Die Demokraten werden wahrscheinlich Sitze verlieren: Vielleicht hat niemand diese Wahl „gewonnen“. Einige Bundesstaaten scheinen nach rechts gerückt zu sein (Florida scheint für die Demokraten für immer verloren zu sein), während andere für die Demokraten extrem stark zu sein scheinen. Dieses Jahr war verwirrt, weil die Regierung verwirrt ist.

Während die Demokraten die tatsächlich gewählte Bundesregierung kontrollieren, kam der primäre politische Wandel, der stattgefunden hat, von der harten Rechten und stürzte Roe v Wade. Es hat sich in den letzten zwei Jahren sicherlich nicht so angefühlt, als hätten die Demokraten die Macht. Der große Vorteil bisher ist, dass es keine rote Welle gibt und es keine systematische Tendenz bei Umfragen zu Demokraten gibt.

Die erste Amtszeit einer demokratischen Präsidentschaft mit demokratischer Kontrolle über Senat und Repräsentantenhaus, hoher Inflation und einem Großteil des Landes enttäuschte die Richtung des Landes sollte ein republikanischer Blowout sein.

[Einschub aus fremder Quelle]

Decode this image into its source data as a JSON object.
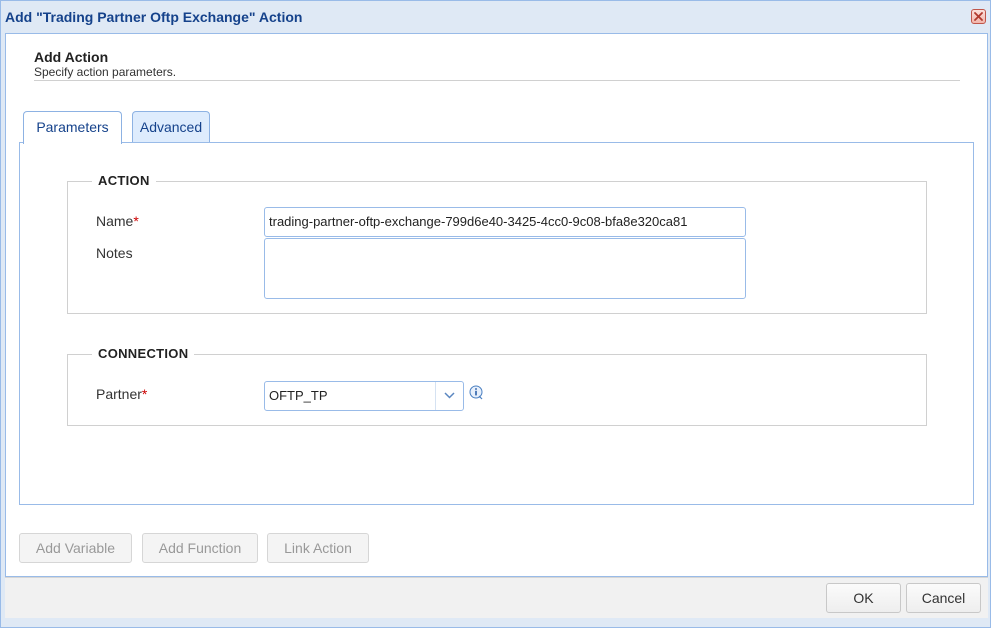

Zum Zeitpunkt des Schreibens sieht es wahrscheinlich aus, dass die Republikanische Partei das Repräsentantenhaus zurückerobert, und es besteht eine reale Chance, dass sie den US-Senat zurückerobert, abhängig von den Ergebnissen einiger hauchdünner Rennen.

Aber es ist schwer, dies als Sieg für die Republikaner oder als Niederlage für die Demokraten und die Biden-Regierung zu bezeichnen. Wenn dies wie 2010 oder 2018 ein erster Midterm Wipeout wäre, könnten die Republikaner den Sieg für sich beanspruchen. Stattdessen haben sie fast überall hinter den Erwartungen zurückgeblieben.

Zwei Dinge sind passiert: Donald Trump hat die Wahlbeteiligung aktiviert, die nicht verschwinden wird, und die Dobbs-Entscheidung hat die Wählerschaft weiter entlang des Kulturkriegs polarisiert. Haben sich die Menschen einmal angewöhnt zu wählen, hören sie selten auf, und Donald Trump hat so viele Menschen auf beiden Seiten aktiviert, dass triste Zwischenwahlen der Vergangenheit angehören.